When we first arrived, Stephen asked me what types of wine I liked best. I nervously told him that I knew nothing about wine and was partial to craft beer. At the beginning of our experience, I challenged him to convert me into a wine lover, and he did not disappoint. It was fairly easy, given that Unionville Vineyards has a great selection of over 20 artisanal white, red and dessert wines.
Although my first Unionville Vineyards love was the Eureka, I quickly fell for several of their other wines. My favorite was the 2012 Pheasant Hill Vineyard Chardonnay. This wine was crisp and refreshing, with notes of green apples and lemon meringue. The Mountain Road Vineyard Chardonnay was floral on the nose and smelled amazing.

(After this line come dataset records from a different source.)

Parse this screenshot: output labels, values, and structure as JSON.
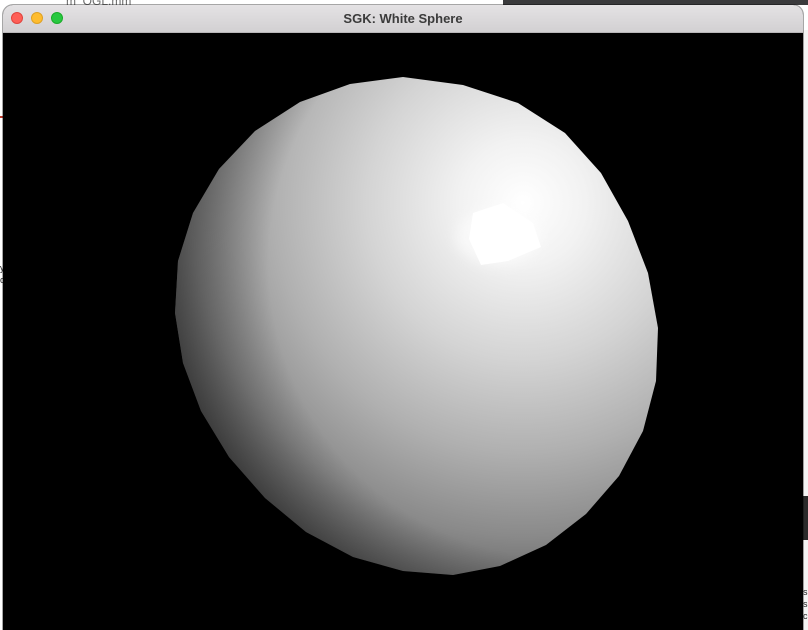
{
  "window": {
    "title": "SGK: White Sphere"
  },
  "background": {
    "filename_fragment": "m_OGL.mm"
  },
  "scene": {
    "object": "white sphere",
    "background_color": "#000000",
    "sphere_color": "#ffffff"
  }
}
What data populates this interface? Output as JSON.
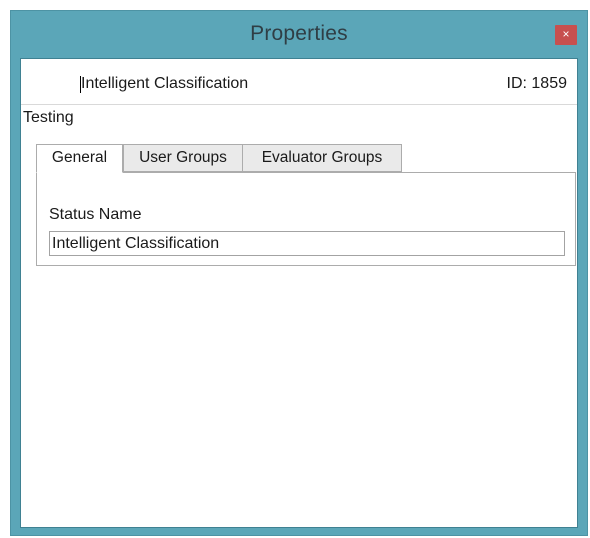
{
  "window": {
    "title": "Properties",
    "close_glyph": "×"
  },
  "header": {
    "record_name": "Intelligent Classification",
    "record_id": "ID: 1859"
  },
  "section": {
    "label": "Testing"
  },
  "tabs": [
    {
      "label": "General",
      "active": true
    },
    {
      "label": "User Groups",
      "active": false
    },
    {
      "label": "Evaluator Groups",
      "active": false
    }
  ],
  "general": {
    "status_name_label": "Status Name",
    "status_name_value": "Intelligent Classification"
  },
  "colors": {
    "chrome": "#5ba6b8",
    "close_button": "#c7504f"
  }
}
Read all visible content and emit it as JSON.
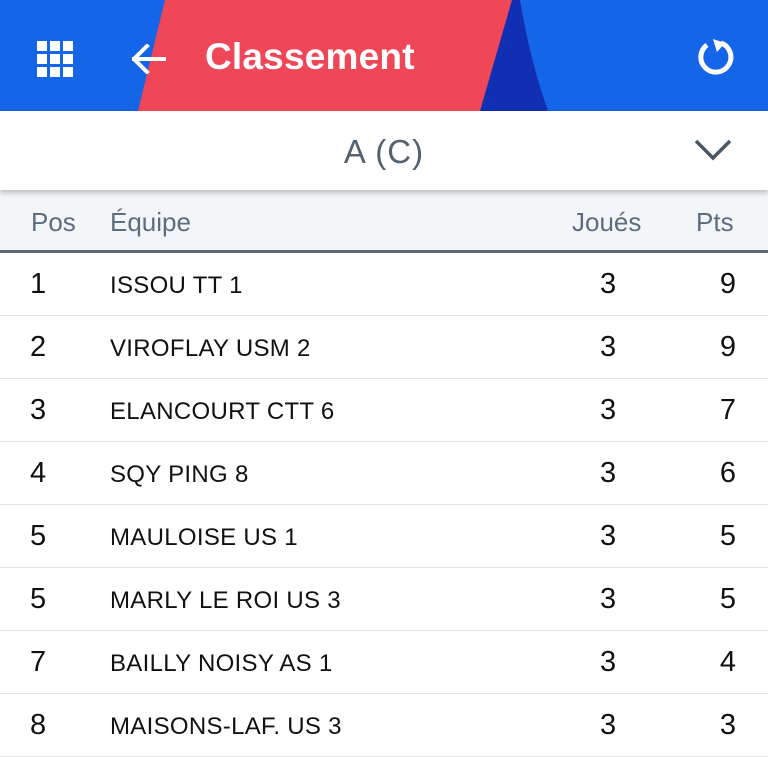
{
  "appbar": {
    "title": "Classement",
    "apps_icon": "apps-grid-icon",
    "back_icon": "arrow-left-icon",
    "refresh_icon": "refresh-icon",
    "colors": {
      "blue": "#1565e8",
      "red": "#ef4658",
      "navy": "#102fb3"
    }
  },
  "selector": {
    "value": "A (C)",
    "icon": "chevron-down-icon"
  },
  "table": {
    "headers": {
      "pos": "Pos",
      "team": "Équipe",
      "played": "Joués",
      "pts": "Pts"
    },
    "rows": [
      {
        "pos": "1",
        "team": "ISSOU TT 1",
        "played": "3",
        "pts": "9"
      },
      {
        "pos": "2",
        "team": "VIROFLAY USM 2",
        "played": "3",
        "pts": "9"
      },
      {
        "pos": "3",
        "team": "ELANCOURT CTT 6",
        "played": "3",
        "pts": "7"
      },
      {
        "pos": "4",
        "team": "SQY PING 8",
        "played": "3",
        "pts": "6"
      },
      {
        "pos": "5",
        "team": "MAULOISE US 1",
        "played": "3",
        "pts": "5"
      },
      {
        "pos": "5",
        "team": "MARLY LE ROI US 3",
        "played": "3",
        "pts": "5"
      },
      {
        "pos": "7",
        "team": "BAILLY NOISY AS 1",
        "played": "3",
        "pts": "4"
      },
      {
        "pos": "8",
        "team": "MAISONS-LAF. US 3",
        "played": "3",
        "pts": "3"
      }
    ]
  }
}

Stephen made sure to offer his wine pairing expertise with every glass. For example, the 2013 Amwell Ridge Vineyard Viognier would go great with a white coconut milk curry dish. The Rose of Pinot Noir is “like summer in a glass,” and its notes of strawberry cherry and lemon flower go great with grilled chicken or fish served on an outdoor patio in the warm weather. Lovers of cabernet sauvignon will want to try The Big O (2012), which is a Bordeaux-style blend with a hint of vanilla.
More Than Just a Vineyard
Unionville Vineyards offers more than just wine tasting. They are a popular destination in Hunterdon County, NJ for weddings, corporate parties and other private events. The folks at Unionville Vineyards also know how to party. Join them on Saturday, April 30 for their Swirling Wine with the Swine Pig Roast, which will feature a roast succulent pig, food and live music. On May 7th, they are hosting their 23rd Annual Spring Wine Festival, complete with food trucks, performances and kids’ activities.
It doesn’t matter if you are a novice wine drinker or an expert sommelier- you will be impressed with the fine wines, hospitality and atmosphere of Unionville Vineyards. Whether you’re in the area or are planning a day trip, everyone in New Jersey should make the trek to this winery, because the experience will not disappoint.